Files carved from inside the sample during analysis.

FilenameKindSourceSize
macros.bas
1a80a91e2beabebd746c0064d840d4e0c918c695c51c6d59e38279ddff818531		 vba-macro oletools.olevba.extract_macros (decoded VBA source from OOXML) 17986 bytes
ooxml_oleobject_00.bin
946f6e3740b6ef6b1b60d6846106d3c344004dfc6f4449de20e4aceb81c5f3c5		 ooxml-ole-object OOXML embedded OLE part: xl/embeddings/oleObject1.bin 712192 bytes
Detection
ClamAV: No threats found
Obfuscation or payload: likely
Carved artifact entropy is 7.52, consistent with packed or encrypted content.

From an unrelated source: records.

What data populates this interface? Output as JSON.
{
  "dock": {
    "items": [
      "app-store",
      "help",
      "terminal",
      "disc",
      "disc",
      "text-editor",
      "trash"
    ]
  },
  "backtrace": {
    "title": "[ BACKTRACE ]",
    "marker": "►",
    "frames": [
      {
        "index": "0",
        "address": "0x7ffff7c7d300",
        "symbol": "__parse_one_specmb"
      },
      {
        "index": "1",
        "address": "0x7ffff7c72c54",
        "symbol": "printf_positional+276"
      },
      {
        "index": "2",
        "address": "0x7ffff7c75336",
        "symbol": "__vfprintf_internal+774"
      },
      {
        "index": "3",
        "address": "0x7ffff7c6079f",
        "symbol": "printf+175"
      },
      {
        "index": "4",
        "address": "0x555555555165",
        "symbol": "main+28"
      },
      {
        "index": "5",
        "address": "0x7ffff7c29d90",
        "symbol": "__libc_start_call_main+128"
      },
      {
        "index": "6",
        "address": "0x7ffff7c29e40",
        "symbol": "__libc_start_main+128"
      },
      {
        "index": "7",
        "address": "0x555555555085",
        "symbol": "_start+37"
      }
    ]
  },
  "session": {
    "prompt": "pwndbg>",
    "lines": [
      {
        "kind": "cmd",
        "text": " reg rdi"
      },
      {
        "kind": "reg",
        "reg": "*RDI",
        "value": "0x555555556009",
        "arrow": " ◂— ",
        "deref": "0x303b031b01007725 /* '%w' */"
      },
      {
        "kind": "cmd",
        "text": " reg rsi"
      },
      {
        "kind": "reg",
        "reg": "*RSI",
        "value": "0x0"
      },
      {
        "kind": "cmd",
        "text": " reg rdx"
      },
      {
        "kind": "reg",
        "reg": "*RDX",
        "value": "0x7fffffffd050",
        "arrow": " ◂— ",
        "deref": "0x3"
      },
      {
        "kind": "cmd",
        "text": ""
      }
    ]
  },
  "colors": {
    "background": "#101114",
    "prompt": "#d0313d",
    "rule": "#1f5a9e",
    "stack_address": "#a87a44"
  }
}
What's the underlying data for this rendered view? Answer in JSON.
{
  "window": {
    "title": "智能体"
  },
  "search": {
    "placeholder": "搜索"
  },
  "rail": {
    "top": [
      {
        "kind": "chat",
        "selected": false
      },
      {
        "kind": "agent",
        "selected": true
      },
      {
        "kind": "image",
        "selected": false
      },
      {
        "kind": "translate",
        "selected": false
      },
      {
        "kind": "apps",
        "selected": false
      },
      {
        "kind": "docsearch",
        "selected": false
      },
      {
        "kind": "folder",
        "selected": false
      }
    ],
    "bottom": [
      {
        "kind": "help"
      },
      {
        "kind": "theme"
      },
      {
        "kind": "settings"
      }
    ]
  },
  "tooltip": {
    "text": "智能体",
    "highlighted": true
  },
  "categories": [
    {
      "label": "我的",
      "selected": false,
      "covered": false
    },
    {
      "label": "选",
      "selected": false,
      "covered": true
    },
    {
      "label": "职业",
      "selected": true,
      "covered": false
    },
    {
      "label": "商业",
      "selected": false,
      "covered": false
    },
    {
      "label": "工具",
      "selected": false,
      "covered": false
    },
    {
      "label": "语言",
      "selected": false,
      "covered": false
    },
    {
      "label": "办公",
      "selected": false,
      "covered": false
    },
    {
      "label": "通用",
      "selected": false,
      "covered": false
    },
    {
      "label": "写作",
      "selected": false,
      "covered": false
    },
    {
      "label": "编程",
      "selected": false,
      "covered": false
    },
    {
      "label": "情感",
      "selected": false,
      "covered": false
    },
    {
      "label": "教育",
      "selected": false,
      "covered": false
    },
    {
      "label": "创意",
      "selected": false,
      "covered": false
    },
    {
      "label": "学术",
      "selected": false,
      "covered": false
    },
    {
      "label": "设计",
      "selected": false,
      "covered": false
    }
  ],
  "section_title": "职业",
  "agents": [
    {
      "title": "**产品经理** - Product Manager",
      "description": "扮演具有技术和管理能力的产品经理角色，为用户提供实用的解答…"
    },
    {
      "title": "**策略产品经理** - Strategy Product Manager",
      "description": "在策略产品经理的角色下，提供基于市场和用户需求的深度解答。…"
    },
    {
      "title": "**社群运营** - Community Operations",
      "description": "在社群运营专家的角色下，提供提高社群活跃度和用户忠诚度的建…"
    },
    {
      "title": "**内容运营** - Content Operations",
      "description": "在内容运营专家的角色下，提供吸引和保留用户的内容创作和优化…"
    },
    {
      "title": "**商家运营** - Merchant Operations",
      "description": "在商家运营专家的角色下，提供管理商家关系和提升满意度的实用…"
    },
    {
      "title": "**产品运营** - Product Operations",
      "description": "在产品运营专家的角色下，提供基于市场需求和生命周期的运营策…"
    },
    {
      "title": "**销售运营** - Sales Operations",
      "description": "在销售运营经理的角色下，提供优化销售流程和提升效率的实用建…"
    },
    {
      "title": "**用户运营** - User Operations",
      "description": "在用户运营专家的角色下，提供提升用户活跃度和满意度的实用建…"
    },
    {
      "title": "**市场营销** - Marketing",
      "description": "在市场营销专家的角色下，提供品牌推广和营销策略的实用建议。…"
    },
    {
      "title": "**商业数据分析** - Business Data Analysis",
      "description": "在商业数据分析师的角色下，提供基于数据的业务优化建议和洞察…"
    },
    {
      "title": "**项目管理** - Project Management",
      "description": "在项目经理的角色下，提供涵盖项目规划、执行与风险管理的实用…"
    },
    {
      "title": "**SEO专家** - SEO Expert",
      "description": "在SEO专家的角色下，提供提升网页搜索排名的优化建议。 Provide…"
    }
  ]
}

ooxml_oleobject_00_ole10native_00.bin
469a118471823de22f32b701d2905c009363f301d64c4bc2b44de5fc039703bf		 ole-package OOXML xl/embeddings/oleObject1.bin Ole10Native stream: Ole10Native 705064 bytes
Detection
ClamAV: No threats found
Obfuscation or payload: likely
Carved artifact entropy is 7.55, consistent with packed or encrypted content.
vbaProject_00.bin
b4af8305c5e9da8629f52d1872854d73aa4e5a4b4b29dc9510e09b2ea12a365a		 vba-project OOXML VBA project: xl/vbaProject.bin 38400 bytes
emf_00.emf
47b36d4917a574120d2728674abc24e9796871c1fc19eca067ce81eca3058888		 ooxml-emf OOXML EMF part: xl/media/image1.emf 4988 bytes

Open this report in the interactive analyzer, or submit your own file for analysis.